The central element of the main screen is the artists’ profile cards, implemented using WebGL. Their rotation creates a feeling of a living community, rather than just a catalog of profiles.

WebGL is used actively, even where it is not obvious. Screenshots of the interface are curved in 3D, which adds volume and a sense of a living product rather than static images. Brush strokes instead of hover effects, blocks like album pages rather than ordinary sections — every detail works towards a single idea. All together, it creates an energy that doesn’t just let you read — it draws you in, makes you feel, and makes you want to be a part of it.

Frontend development is built on Vue.js, 3D effects are implemented through WebGL, and the backend is on PHP and Symfony. This stack enabled us to achieve high performance and visual expressiveness simultaneously.

Full-Cycle Product Development: From UX Research to Platform Launch

The promo site is a bright entry point, but Follow.art’s main product is a full-fledged social network for the art community. We went the whole way with the team: from the first hypothesis and UX research to development and launch — without passing the baton, but keeping all the reins in one hand.

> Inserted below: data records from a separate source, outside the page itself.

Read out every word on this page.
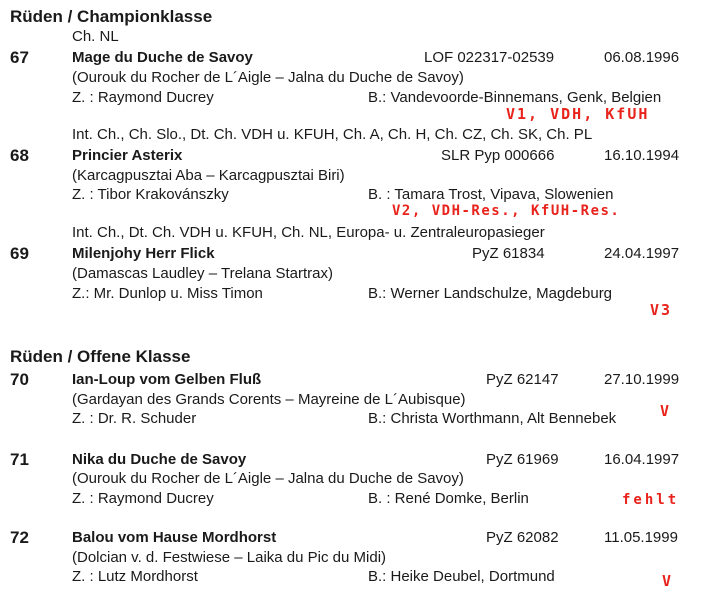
Rüden / Championklasse
Ch. NL
67	Mage du Duche de Savoy	LOF 022317-02539	06.08.1996
(Ourouk du Rocher de L´Aigle – Jalna du Duche de Savoy)
Z. : Raymond Ducrey	B.: Vandevoorde-Binnemans, Genk, Belgien
V1, VDH, KfUH
Int. Ch., Ch. Slo., Dt. Ch. VDH u. KFUH, Ch. A, Ch. H, Ch. CZ, Ch. SK, Ch. PL
68	Princier Asterix	SLR Pyp 000666	16.10.1994
(Karcagpusztai Aba – Karcagpusztai Biri)
Z. : Tibor Krakovánszky	B. : Tamara Trost, Vipava, Slowenien
V2, VDH-Res., KfUH-Res.
Int. Ch., Dt. Ch. VDH u. KFUH, Ch. NL, Europa- u. Zentraleuropasieger
69	Milenjohy Herr Flick	PyZ 61834	24.04.1997
(Damascas Laudley – Trelana Startrax)
Z.: Mr. Dunlop u. Miss Timon	B.: Werner Landschulze, Magdeburg
V3
Rüden / Offene Klasse
70	Ian-Loup vom Gelben Fluß	PyZ 62147	27.10.1999
(Gardayan des Grands Corents – Mayreine de L´Aubisque)
Z. : Dr. R. Schuder	B.: Christa Worthmann, Alt Bennebek	V
71	Nika du Duche de Savoy	PyZ 61969	16.04.1997
(Ourouk du Rocher de L´Aigle – Jalna du Duche de Savoy)
Z. : Raymond Ducrey	B. : René Domke, Berlin	fehlt
72	Balou vom Hause Mordhorst	PyZ 62082	11.05.1999
(Dolcian v. d. Festwiese – Laika du Pic du Midi)
Z. : Lutz Mordhorst	B.: Heike Deubel, Dortmund	V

The process was based on the principles of user-centered design and design thinking. We started with user research: user journey mapping, scenarios, and the Jobs-to-Be-Done framework — all of which helped us build a clear information architecture and understand what artists and curators need at every step. We conducted a UX audit of existing solutions on the market. Next came interface hypotheses, prototypes, and usability testing.

Design and SaaS platform development were not separated: each solution was immediately tested in a live product. From a multitude of options, we chose the most effective ones and brought that rebellious style to them — so that the platform would not only be convenient but also recognizable. The functionality is unique — we didn’t copy existing social networks, but designed everything from scratch.

The platform brought together the most important features for artists: a digital business card, portfolio, professional catalog, blog, and forum. The client deliberately gave each element of the platform a unique name — not “artist list” but Connectory, not “profile card” but Nexus Card. This is branding for things that usually remain nameless.

The platform grew in stages — from basic registration and cards to a catalog, forum, and paid features. Each step was based on real user feedback — iterative product development at its finest.

Nexus Card

The core of the platform — Nexus Card — works as both a portfolio website for artists and a digital business card: it can be created in minutes, is easy to send, and works in wallet applications. At the same time, it doesn’t look like a utilitarian card, but like something you want to share. The artist’s work is in the foreground. Professional information is presented concisely, without unnecessary visual noise. The UX design is worked out at the level of each element — this is what makes Nexus Card not just a feature, but part of the artist’s identity.